Светомузыка жила внутри каждого из его сочинений. Но и не только светомузыка. Сабанеев слышал два разных исполнения одной и той же вещи, испытывая восторг и непонятный ему ужас. Скрябин играл снова и снова, словно впитывая эти звуки, за которыми стояло его последнее музыкальное озарение. И на вопрос «что это такое?», заданный Леониду Леонидовичу, сам же и ответит: «Это смерть». Признание он попытается разбавить объяснениями:
— Это смерть, как то явление Женственного, которое приводит к воссоединению. Смерть и любовь… Смерть — это, как я называю в «Предварительном действе», Сестра. В ней уже не должно быть элемента страха пред нею, это — высшая примиренность, белое звучание…

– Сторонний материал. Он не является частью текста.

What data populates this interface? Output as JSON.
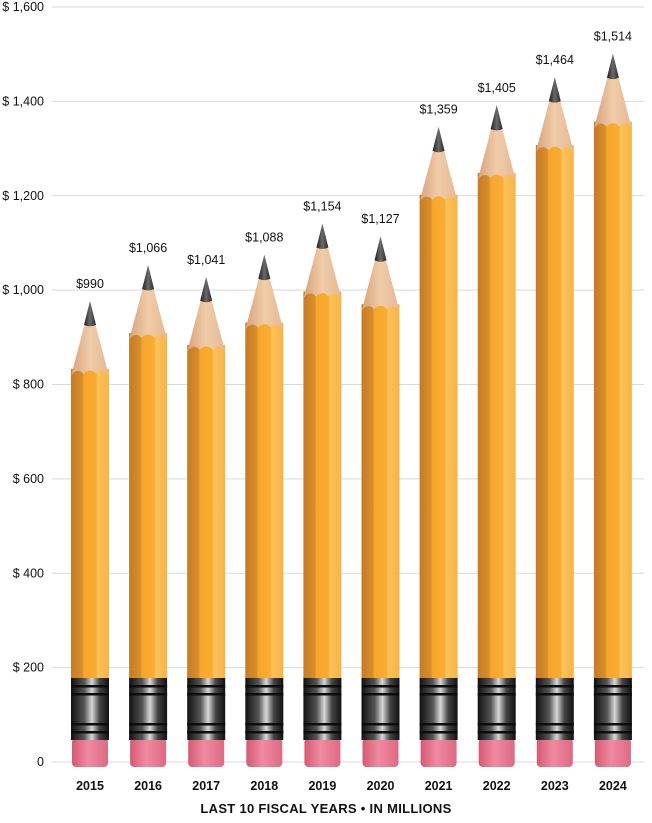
{
  "chart_data": {
    "type": "bar",
    "style": "pencil bars",
    "categories": [
      "2015",
      "2016",
      "2017",
      "2018",
      "2019",
      "2020",
      "2021",
      "2022",
      "2023",
      "2024"
    ],
    "values": [
      990,
      1066,
      1041,
      1088,
      1154,
      1127,
      1359,
      1405,
      1464,
      1514
    ],
    "value_labels": [
      "$990",
      "$1,066",
      "$1,041",
      "$1,088",
      "$1,154",
      "$1,127",
      "$1,359",
      "$1,405",
      "$1,464",
      "$1,514"
    ],
    "ylim": [
      0,
      1600
    ],
    "y_ticks": [
      0,
      200,
      400,
      600,
      800,
      1000,
      1200,
      1400,
      1600
    ],
    "y_tick_labels": [
      "0",
      "$ 200",
      "$ 400",
      "$ 600",
      "$ 800",
      "$ 1,000",
      "$ 1,200",
      "$ 1,400",
      "$ 1,600"
    ],
    "xlabel": "LAST 10 FISCAL YEARS • IN MILLIONS",
    "grid": true,
    "colors": {
      "pencil_body": "#f9ab2e",
      "pencil_body_dark": "#d4862a",
      "pencil_body_light": "#fcc760",
      "wood": "#e9bf98",
      "graphite": "#3a3a3a",
      "ferrule": "#2a2a2a",
      "eraser": "#e46f86",
      "grid": "#d9d9d9"
    }
  }
}
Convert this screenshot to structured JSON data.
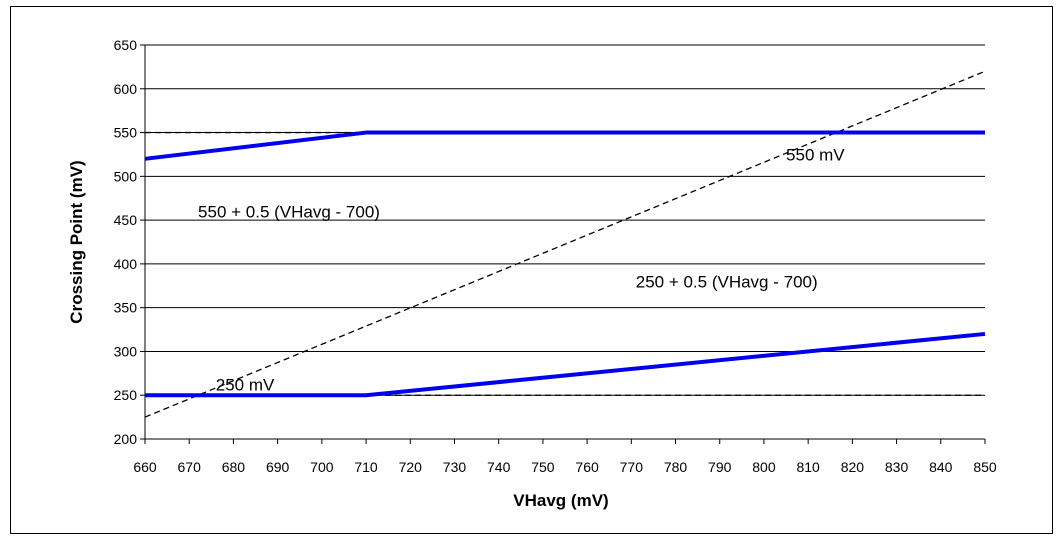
{
  "chart_data": {
    "type": "line",
    "xlabel": "VHavg (mV)",
    "ylabel": "Crossing Point (mV)",
    "xlim": [
      660,
      850
    ],
    "ylim": [
      200,
      650
    ],
    "x_ticks": [
      660,
      670,
      680,
      690,
      700,
      710,
      720,
      730,
      740,
      750,
      760,
      770,
      780,
      790,
      800,
      810,
      820,
      830,
      840,
      850
    ],
    "y_ticks": [
      200,
      250,
      300,
      350,
      400,
      450,
      500,
      550,
      600,
      650
    ],
    "grid": "horizontal",
    "series": [
      {
        "style": "solid",
        "color": "#0000ee",
        "x": [
          660,
          710,
          850
        ],
        "y": [
          520,
          550,
          550
        ]
      },
      {
        "style": "solid",
        "color": "#0000ee",
        "x": [
          660,
          710,
          850
        ],
        "y": [
          250,
          250,
          320
        ]
      },
      {
        "style": "dashed",
        "color": "#000000",
        "x": [
          660,
          850
        ],
        "y": [
          550,
          550
        ]
      },
      {
        "style": "dashed",
        "color": "#000000",
        "x": [
          660,
          850
        ],
        "y": [
          225,
          620
        ]
      },
      {
        "style": "dashed",
        "color": "#000000",
        "x": [
          660,
          850
        ],
        "y": [
          250,
          250
        ]
      }
    ],
    "annotations": [
      {
        "text": "550 mV",
        "x": 805,
        "y": 525
      },
      {
        "text": "550 + 0.5 (VHavg - 700)",
        "x": 672,
        "y": 460
      },
      {
        "text": "250 + 0.5 (VHavg - 700)",
        "x": 771,
        "y": 380
      },
      {
        "text": "250 mV",
        "x": 676,
        "y": 262
      }
    ]
  }
}
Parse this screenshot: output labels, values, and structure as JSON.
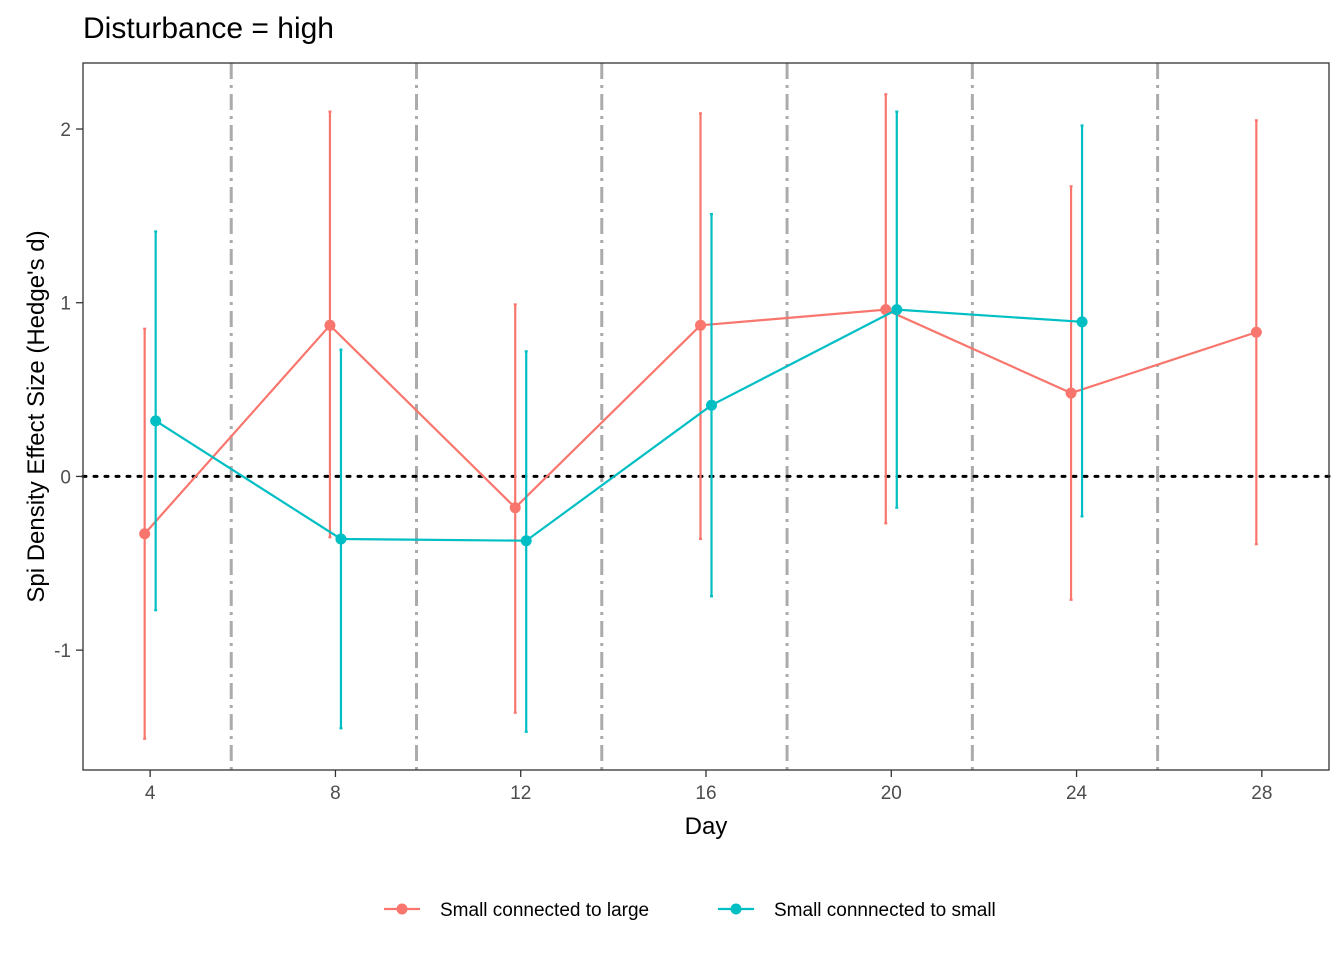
{
  "chart_data": {
    "type": "line",
    "title": "Disturbance = high",
    "xlabel": "Day",
    "ylabel": "Spi Density Effect Size (Hedge's d)",
    "xlim": [
      2.55,
      29.45
    ],
    "ylim": [
      -1.69,
      2.38
    ],
    "x_ticks": [
      4,
      8,
      12,
      16,
      20,
      24,
      28
    ],
    "y_ticks": [
      -1,
      0,
      1,
      2
    ],
    "reference_hline": 0,
    "reference_vlines": [
      5.75,
      9.75,
      13.75,
      17.75,
      21.75,
      25.75
    ],
    "grid": false,
    "legend_position": "bottom",
    "series": [
      {
        "name": "Small connected to large",
        "color": "#F8766D",
        "points": [
          {
            "x": 4,
            "y": -0.33,
            "lo": -1.51,
            "hi": 0.85
          },
          {
            "x": 8,
            "y": 0.87,
            "lo": -0.35,
            "hi": 2.1
          },
          {
            "x": 12,
            "y": -0.18,
            "lo": -1.36,
            "hi": 0.99
          },
          {
            "x": 16,
            "y": 0.87,
            "lo": -0.36,
            "hi": 2.09
          },
          {
            "x": 20,
            "y": 0.96,
            "lo": -0.27,
            "hi": 2.2
          },
          {
            "x": 24,
            "y": 0.48,
            "lo": -0.71,
            "hi": 1.67
          },
          {
            "x": 28,
            "y": 0.83,
            "lo": -0.39,
            "hi": 2.05
          }
        ]
      },
      {
        "name": "Small connnected to small",
        "color": "#00BFC4",
        "points": [
          {
            "x": 4,
            "y": 0.32,
            "lo": -0.77,
            "hi": 1.41
          },
          {
            "x": 8,
            "y": -0.36,
            "lo": -1.45,
            "hi": 0.73
          },
          {
            "x": 12,
            "y": -0.37,
            "lo": -1.47,
            "hi": 0.72
          },
          {
            "x": 16,
            "y": 0.41,
            "lo": -0.69,
            "hi": 1.51
          },
          {
            "x": 20,
            "y": 0.96,
            "lo": -0.18,
            "hi": 2.1
          },
          {
            "x": 24,
            "y": 0.89,
            "lo": -0.23,
            "hi": 2.02
          }
        ]
      }
    ]
  }
}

Толкование было, в сущности, излишним. Это была уже не просто «музыкофилософия», это было предчувствие, даже — предзнание. И Сабанеев, услышавший это музыкальное озарение и сквозь него ощутивший жуткий холодок предчувствия, поражен собственным открытием: музыка Скрябина вне атмосферы его идей, вне общего стремления к последнему соборному усилию действует слабее, «не так», он вдруг осознал, как сами чаяния композитора входят в его произведение, как они подразумеваются этой музыкой. Идеи стали неслышной частью его сочинений. И, ошеломленный своей мыслью, Сабанеев вдруг произнесет:
— Это не музыка, это что-то иное…
— Это Мистерия, — ответит тихо всеведущий композитор. И неожиданно обронит признание-предчувствие:
— Я ведь один ничего не могу. Мне нужны люди, которые бы пережили это со мной, иначе никакой «Мистерии» не может быть… Надо, чтобы при содействии музыки было бы осуществлено соборное творчество. Это же творчество — вовсе даже не художественное, оно — ни в каком из искусств, оно выше их всех…

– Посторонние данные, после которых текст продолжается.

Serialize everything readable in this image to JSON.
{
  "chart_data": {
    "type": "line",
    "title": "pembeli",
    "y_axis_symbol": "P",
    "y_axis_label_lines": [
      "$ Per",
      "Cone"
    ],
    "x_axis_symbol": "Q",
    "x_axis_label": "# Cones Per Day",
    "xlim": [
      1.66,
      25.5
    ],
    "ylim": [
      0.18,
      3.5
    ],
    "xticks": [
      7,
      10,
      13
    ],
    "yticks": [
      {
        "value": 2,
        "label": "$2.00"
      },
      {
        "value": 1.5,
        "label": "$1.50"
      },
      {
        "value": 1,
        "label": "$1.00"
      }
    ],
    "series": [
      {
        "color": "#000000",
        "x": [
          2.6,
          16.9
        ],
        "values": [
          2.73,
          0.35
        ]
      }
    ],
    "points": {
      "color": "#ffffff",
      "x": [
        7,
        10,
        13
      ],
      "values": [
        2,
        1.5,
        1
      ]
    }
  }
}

Позже пристальный взгляд исследователей обнаружит особенность этой звуковой магии. Сложные «звукоряды» Скрябина в самых поздних его вещах как бы «расслаиваются» на разные звуковые «пласты». Но если в поэме «К пламени» они сменяются и «скрещиваются», то здесь, во второй прелюдии из опуса 74, эти пласты сосуществуют, как бы и «перекликаясь» друг с другом, но и оставаясь независимыми. «Колокольные тембры» позднего Скрябина, которые привели его к утверждению гармонической «вертикали», к соединению мелодии и гармонии в единое целое, теперь, внутри этой «вертикали», обнаружили полифоническое единство.